Les entreprises luxembourgeoises contribuent largement aux recettes fiscales
Si l’impôt sur les bénéfices des sociétés représentait 11,7% du total des recettes fiscales de l’Etat en 2021 selon l’OCDE et puisse être considéré comme relativement faible, il est dans les faits élevé comparativement à nos pays voisins. En effet, ce pourcentage n’atteignait pour cette même année que 5,9% en Allemagne, 5,6% en France et 9,0% en Belgique. Les taux de cotisations sociales sont relativement plus faibles au Luxembourg, ce dont nous pouvons nous réjouir, car c’est un élément essentiel pour conserver une certaine compétitivité alors que notre économie souffre du coût du travail le plus élevé de l’UE. Malgré tout, c’est encore au Luxembourg que les entreprises contribuent le plus aux recettes fiscales totales lorsque l’on intègre les cotisations patronales payées.
La contribution importante des entreprises au budget de l’Etat ne s’arrête pas là.
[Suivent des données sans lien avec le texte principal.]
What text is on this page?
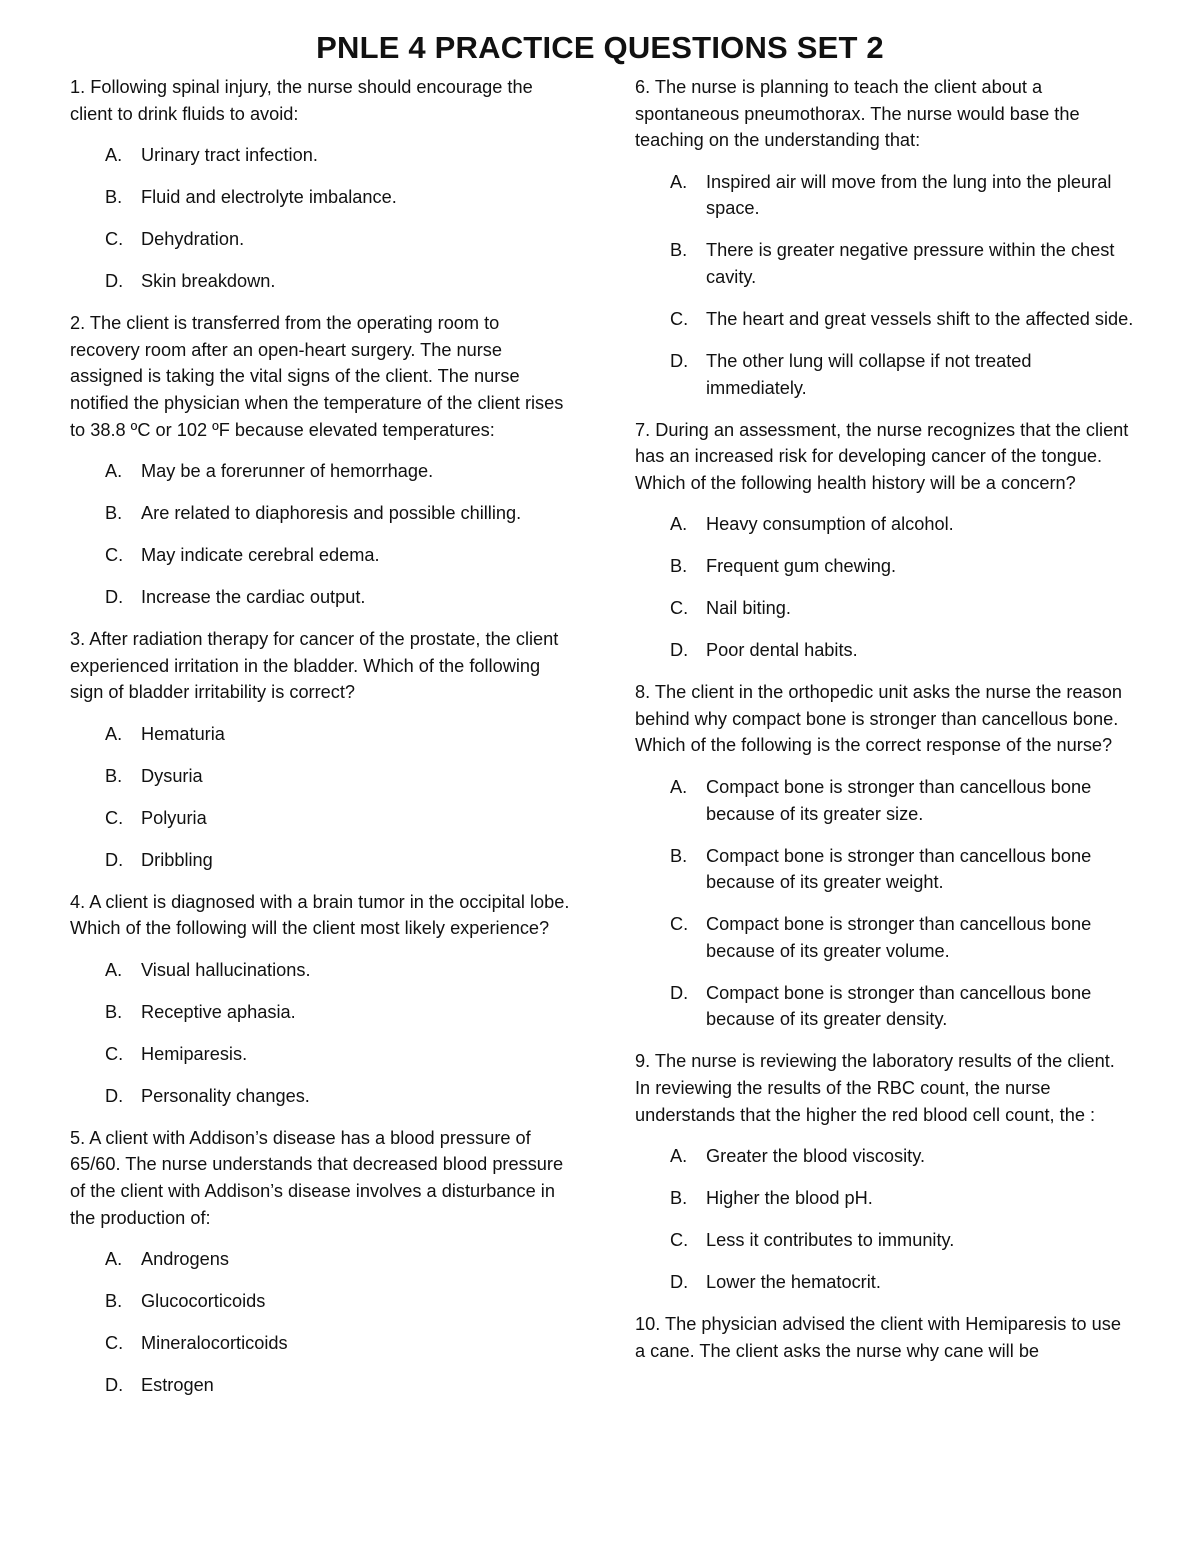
PNLE 4 PRACTICE QUESTIONS SET 2

1. Following spinal injury, the nurse should encourage the client to drink fluids to avoid:

A. Urinary tract infection.
B. Fluid and electrolyte imbalance.
C. Dehydration.
D. Skin breakdown.

2. The client is transferred from the operating room to recovery room after an open-heart surgery. The nurse assigned is taking the vital signs of the client. The nurse notified the physician when the temperature of the client rises to 38.8 ºC or 102 ºF because elevated temperatures:

A. May be a forerunner of hemorrhage.
B. Are related to diaphoresis and possible chilling.
C. May indicate cerebral edema.
D. Increase the cardiac output.

3. After radiation therapy for cancer of the prostate, the client experienced irritation in the bladder. Which of the following sign of bladder irritability is correct?

A. Hematuria
B. Dysuria
C. Polyuria
D. Dribbling

4. A client is diagnosed with a brain tumor in the occipital lobe. Which of the following will the client most likely experience?

A. Visual hallucinations.
B. Receptive aphasia.
C. Hemiparesis.
D. Personality changes.

5. A client with Addison’s disease has a blood pressure of 65/60. The nurse understands that decreased blood pressure of the client with Addison’s disease involves a disturbance in the production of:

A. Androgens
B. Glucocorticoids
C. Mineralocorticoids
D. Estrogen

6. The nurse is planning to teach the client about a spontaneous pneumothorax. The nurse would base the teaching on the understanding that:

A. Inspired air will move from the lung into the pleural space.
B. There is greater negative pressure within the chest cavity.
C. The heart and great vessels shift to the affected side.
D. The other lung will collapse if not treated immediately.

7. During an assessment, the nurse recognizes that the client has an increased risk for developing cancer of the tongue. Which of the following health history will be a concern?

A. Heavy consumption of alcohol.
B. Frequent gum chewing.
C. Nail biting.
D. Poor dental habits.

8. The client in the orthopedic unit asks the nurse the reason behind why compact bone is stronger than cancellous bone. Which of the following is the correct response of the nurse?

A. Compact bone is stronger than cancellous bone because of its greater size.
B. Compact bone is stronger than cancellous bone because of its greater weight.
C. Compact bone is stronger than cancellous bone because of its greater volume.
D. Compact bone is stronger than cancellous bone because of its greater density.

9. The nurse is reviewing the laboratory results of the client. In reviewing the results of the RBC count, the nurse understands that the higher the red blood cell count, the :

A. Greater the blood viscosity.
B. Higher the blood pH.
C. Less it contributes to immunity.
D. Lower the hematocrit.

10. The physician advised the client with Hemiparesis to use a cane. The client asks the nurse why cane will be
Une large part des impôts payés sur le patrimoine, là encore supérieurs au Grand-Duché par rapport aux pays voisins, leur est imputable via l’impôt sur la fortune, qui a rapporté 878 millions d’euros en 2022 au budget de l’Etat. Du fait que le Luxembourg est un des seuls Etats en Europe à l’appliquer, cet impôt risque de nuire à l’attractivité du pays en matière fiscale auprès des investisseurs. L’impôt sur la fortune est un impôt qui a confirmé au fil du temps son caractère anti-économique, accentué par le niveau élevé des taux d’intérêt. En effet, l’impôt sur la fortune limite la capacité des entreprises à s’autofinancer via leurs fonds propres, une voie à privilégier au moment où les taux d’intérêts augmentent. S’il est difficile de supprimer cet impôt en raison de son importance pour les recettes fiscales, il est nécessaire de s’accorder sur une feuille de route prévoyant des baisses de son taux. En attendant,les déductions de cet impôt pour les entreprises qui renforcent leur bilan pourraient être étendues, ceci afin de limiter les effets négatifs de l’impôt sur la fortune sur la constitution de fonds propres. Pour rappel, cet impôt est à charge des seules entreprises et n’existe plus pour les personnes physiques.
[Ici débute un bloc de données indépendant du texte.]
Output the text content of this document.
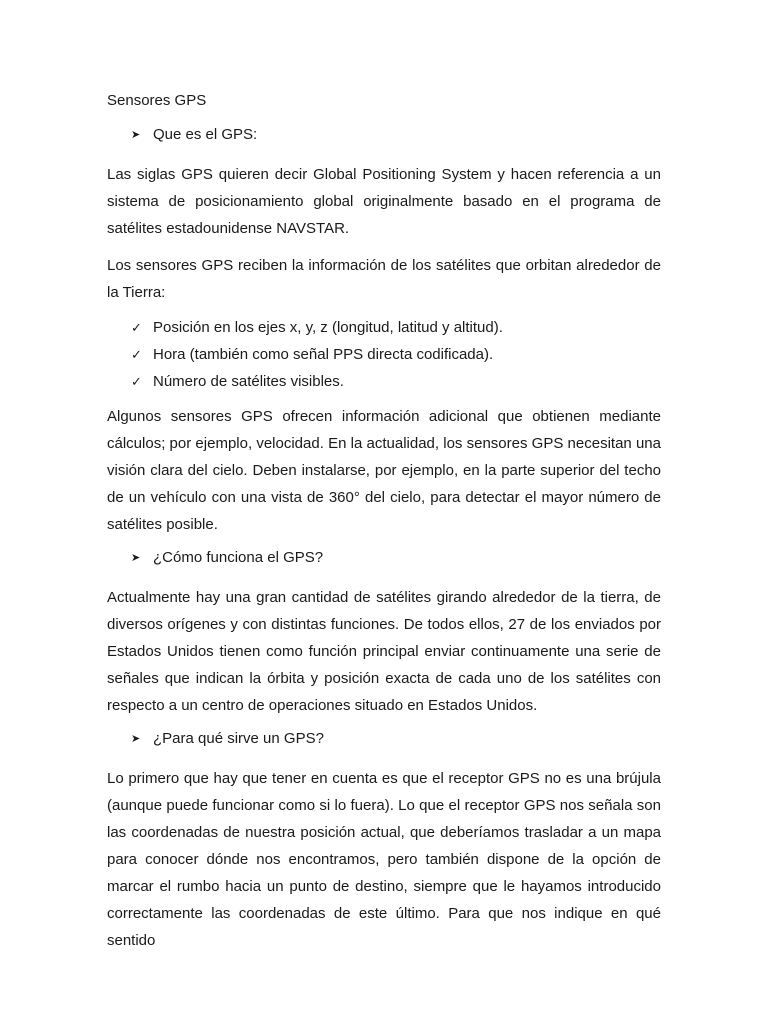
Sensores GPS

➤ Que es el GPS:

Las siglas GPS quieren decir Global Positioning System y hacen referencia a un sistema de posicionamiento global originalmente basado en el programa de satélites estadounidense NAVSTAR.

Los sensores GPS reciben la información de los satélites que orbitan alrededor de la Tierra:

✓ Posición en los ejes x, y, z (longitud, latitud y altitud).
✓ Hora (también como señal PPS directa codificada).
✓ Número de satélites visibles.

Algunos sensores GPS ofrecen información adicional que obtienen mediante cálculos; por ejemplo, velocidad. En la actualidad, los sensores GPS necesitan una visión clara del cielo. Deben instalarse, por ejemplo, en la parte superior del techo de un vehículo con una vista de 360° del cielo, para detectar el mayor número de satélites posible.

➤ ¿Cómo funciona el GPS?

Actualmente hay una gran cantidad de satélites girando alrededor de la tierra, de diversos orígenes y con distintas funciones. De todos ellos, 27 de los enviados por Estados Unidos tienen como función principal enviar continuamente una serie de señales que indican la órbita y posición exacta de cada uno de los satélites con respecto a un centro de operaciones situado en Estados Unidos.

➤ ¿Para qué sirve un GPS?

Lo primero que hay que tener en cuenta es que el receptor GPS no es una brújula (aunque puede funcionar como si lo fuera). Lo que el receptor GPS nos señala son las coordenadas de nuestra posición actual, que deberíamos trasladar a un mapa para conocer dónde nos encontramos, pero también dispone de la opción de marcar el rumbo hacia un punto de destino, siempre que le hayamos introducido correctamente las coordenadas de este último. Para que nos indique en qué sentido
Les entreprises contribuent donc davantage aux recettes fiscales au Luxembourg qu’en Allemagne, en France ou en Belgique. Une forte capacité contributive des entreprises aux recettes de l’Etat n’est cependant ni un automatisme, ni une évidence ; elle dépend directement de l’attractivité du site économique (composé majoritairement d’entreprises de services, financiers et non-financiers), du cadre légal et règlementaire et du système fiscal s’appliquant aux agents économiques (consommateurs, producteurs, investisseurs). Si cette attractivité était souvent considérée plutôt élevée au Grand-Duché dans le passé, en comparaison avec les pays voisins notamment, ce facteur de compétitivité important est désormais menacé, suite à des modifications appliquées au système fiscal, découlant entre autres de nouvelles règles européennes et internationales et d’une réduction de la prévisibilité en matière fiscale.
La baisse d’attractivité en matière fiscale
Les entreprises luxembourgeoises estiment que les politiques fiscales nationales en font une destination moins attractive comparée aux autres pays où elles investissent. C’est le cas, selon le Luxembourgish Attractiveness Survey 2023 pour 35% d’entre elles, contre 27% qui considèrent que les politiques fiscales luxembourgeoises rendent le pays plus attractif. Cette enquête n’existe que depuis deux ans, mais il est fort à parier que l’attractivité fiscale luxembourgeoise aurait été perçue beaucoup plus positivement il y a de cela 10 ou 15 ans.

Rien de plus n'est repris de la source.